According to the city’s Economic Development Office website, the city’s Enhanced Property Value Recapture Grants are “designed to attract larger-scale private capital investment and/or redevelopment into a mixed-use or nonresidential project site to create a destination, town center or mixed-use development” or to redevelop properties within the Community Redevelopment Area.

Such projects “expand the tax base, create employment opportunities, or attract targeted industries and businesses.”

They work by establishing a “base year” assessed property value from the Property Appraiser’s database for the project, then computing a percentage of the incremental increase in ad valorem taxes on real and/or tangible personal property paid by the Project above the base year amount.

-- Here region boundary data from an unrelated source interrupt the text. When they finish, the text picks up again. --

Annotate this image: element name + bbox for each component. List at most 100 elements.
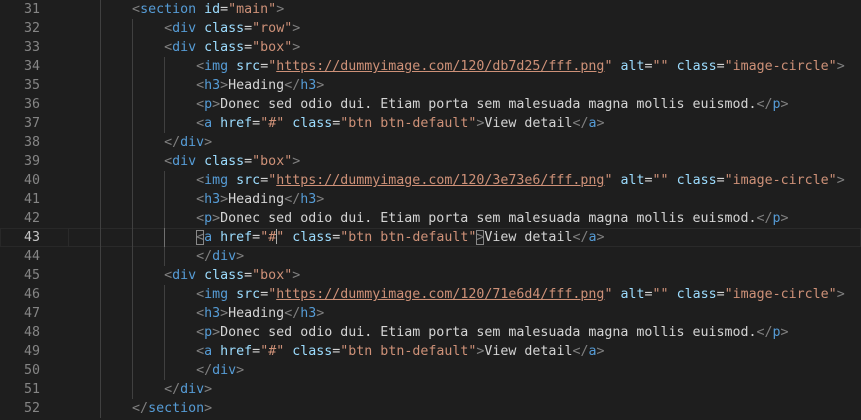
code-line[interactable]: 38 </div> [0, 133, 861, 152]
line-number: 34 [23, 59, 40, 74]
indent-guide [100, 38, 102, 57]
code-text[interactable]: <p>Donec sed odio dui. Etiam porta sem m… [196, 95, 788, 114]
code-text[interactable]: <h3>Heading</h3> [196, 190, 324, 209]
code-line[interactable]: 48 <p>Donec sed odio dui. Etiam porta sem… [0, 323, 861, 342]
code-line[interactable]: 45 <div class="box"> [0, 266, 861, 285]
code-token: = [252, 116, 261, 131]
indent-guide [100, 171, 102, 190]
code-text[interactable]: <a href="#" class="btn btn-default">View… [196, 342, 604, 361]
code-line[interactable]: 46 <img src="https://dummyimage.com/120/7… [0, 285, 861, 304]
code-line[interactable]: 44 </div> [0, 247, 861, 266]
code-token: "btn btn-default" [340, 116, 477, 131]
code-text[interactable]: <div class="box"> [164, 266, 300, 285]
code-token: p [204, 97, 213, 112]
code-token: > [836, 59, 845, 74]
code-line[interactable]: 40 <img src="https://dummyimage.com/120/3… [0, 171, 861, 190]
line-number: 46 [23, 287, 40, 302]
indent-guide [132, 114, 134, 133]
code-editor[interactable]: 31 <section id="main"> 32 <div class="row">… [0, 0, 861, 420]
indent-guide [132, 19, 134, 38]
code-token: "row" [252, 21, 293, 36]
code-token: section [140, 2, 197, 17]
code-text[interactable]: <h3>Heading</h3> [196, 76, 324, 95]
code-token: > [292, 268, 301, 283]
indent-guide [132, 209, 134, 228]
code-text[interactable]: </div> [196, 361, 244, 380]
indent-guide [100, 361, 102, 380]
code-line[interactable]: 37 <a href="#" class="btn btn-default">Vi… [0, 114, 861, 133]
line-number: 44 [23, 249, 40, 264]
code-text[interactable]: <div class="row"> [164, 19, 300, 38]
line-number: 42 [23, 211, 40, 226]
code-token: = [260, 59, 269, 74]
code-line[interactable]: 51 </div> [0, 380, 861, 399]
code-text[interactable]: <p>Donec sed odio dui. Etiam porta sem m… [196, 323, 788, 342]
code-text[interactable]: </section> [132, 399, 212, 418]
code-token: < [196, 116, 205, 131]
code-token: Donec sed odio dui. Etiam porta sem male… [220, 97, 757, 112]
code-token: div [180, 382, 205, 397]
code-token: alt [620, 287, 645, 302]
indent-guide [100, 380, 102, 399]
code-line[interactable]: 32 <div class="row"> [0, 19, 861, 38]
indent-guide [132, 228, 134, 247]
indent-guide [100, 323, 102, 342]
code-token: = [244, 268, 253, 283]
code-line[interactable]: 31 <section id="main"> [0, 0, 861, 19]
code-token: Heading [228, 192, 285, 207]
code-token: class [676, 287, 717, 302]
code-token: "btn btn-default" [340, 344, 477, 359]
code-token: Donec sed odio dui. Etiam porta sem male… [220, 325, 757, 340]
code-token: class [676, 173, 717, 188]
code-text[interactable]: <a href="#" class="btn btn-default">View… [196, 228, 605, 247]
code-token: class [204, 40, 245, 55]
code-text[interactable]: <div class="box"> [164, 152, 300, 171]
code-line[interactable]: 50 </div> [0, 361, 861, 380]
code-token: < [196, 344, 205, 359]
code-text[interactable]: </div> [196, 247, 244, 266]
code-token: View detail [484, 230, 573, 245]
code-line[interactable]: 35 <h3>Heading</h3> [0, 76, 861, 95]
code-token: Heading [228, 78, 285, 93]
code-text[interactable]: <h3>Heading</h3> [196, 304, 324, 323]
indent-guide [100, 247, 102, 266]
line-number: 45 [23, 268, 40, 283]
code-line[interactable]: 33 <div class="box"> [0, 38, 861, 57]
code-line[interactable]: 47 <h3>Heading</h3> [0, 304, 861, 323]
code-text[interactable]: </div> [164, 380, 212, 399]
code-line[interactable]: 52 </section> [0, 399, 861, 418]
line-number: 39 [23, 154, 40, 169]
code-line[interactable]: 42 <p>Donec sed odio dui. Etiam porta sem… [0, 209, 861, 228]
code-token: h3 [300, 306, 317, 321]
code-token: < [164, 21, 173, 36]
code-text[interactable]: <section id="main"> [132, 0, 284, 19]
code-line[interactable]: 49 <a href="#" class="btn btn-default">Vi… [0, 342, 861, 361]
code-token: = [716, 59, 725, 74]
code-text[interactable]: <p>Donec sed odio dui. Etiam porta sem m… [196, 209, 788, 228]
code-line[interactable]: 36 <p>Donec sed odio dui. Etiam porta sem… [0, 95, 861, 114]
code-text[interactable]: <div class="box"> [164, 38, 300, 57]
code-token: class [292, 344, 333, 359]
code-token: "box" [252, 154, 293, 169]
code-token: < [196, 211, 205, 226]
code-token: a [204, 116, 213, 131]
code-token: > [316, 78, 325, 93]
line-number: 49 [23, 344, 40, 359]
code-token: > [204, 135, 213, 150]
code-line[interactable]: 43 <a href="#" class="btn btn-default">Vi… [0, 228, 861, 247]
code-line[interactable]: 39 <div class="box"> [0, 152, 861, 171]
code-text[interactable]: <img src="https://dummyimage.com/120/3e7… [196, 171, 845, 190]
code-line[interactable]: 41 <h3>Heading</h3> [0, 190, 861, 209]
code-token: </ [284, 306, 301, 321]
code-token: class [204, 154, 245, 169]
code-text[interactable]: <img src="https://dummyimage.com/120/71e… [196, 285, 845, 304]
code-line[interactable]: 34 <img src="https://dummyimage.com/120/d… [0, 57, 861, 76]
code-text[interactable]: <a href="#" class="btn btn-default">View… [196, 114, 604, 133]
code-text[interactable]: <img src="https://dummyimage.com/120/db7… [196, 57, 845, 76]
code-text[interactable]: </div> [164, 133, 212, 152]
indent-guide [100, 76, 102, 95]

The difference, up to 20 percent of the total project cost, is then available as a grant to incentivize the project.

“Total project cost” is defined as the cost of development of the project “including all, site development, and public infrastructure, and building and site amenity costs necessary to complete the project.”

City Manager Michael Ilczyszyn said the incentive agreement was structured similar to the developer agreement for Cape Coral Grove.

“The incentive is to get the developer to develop fast and as big a magnitude as possible in there,” he said.

The highlights include $123 million in incentives payable in a 25-year period, Ilczyszyn said.

The first payment would not be granted until the developer hits 50,000 square feet of nonresidential. All the revenue would begin flowing after 200,000 square feet is met.

“The project is $1.2 billion, and our maximum incentive would be about $123 million. We are sitting at a 10% investment,” Ilczyszyn said.

“They have to deliver it quickly. If they hit the 50,000 mark and stall out, don’t start flowing all the funds, only revenue coming off that square foot that is delivered.”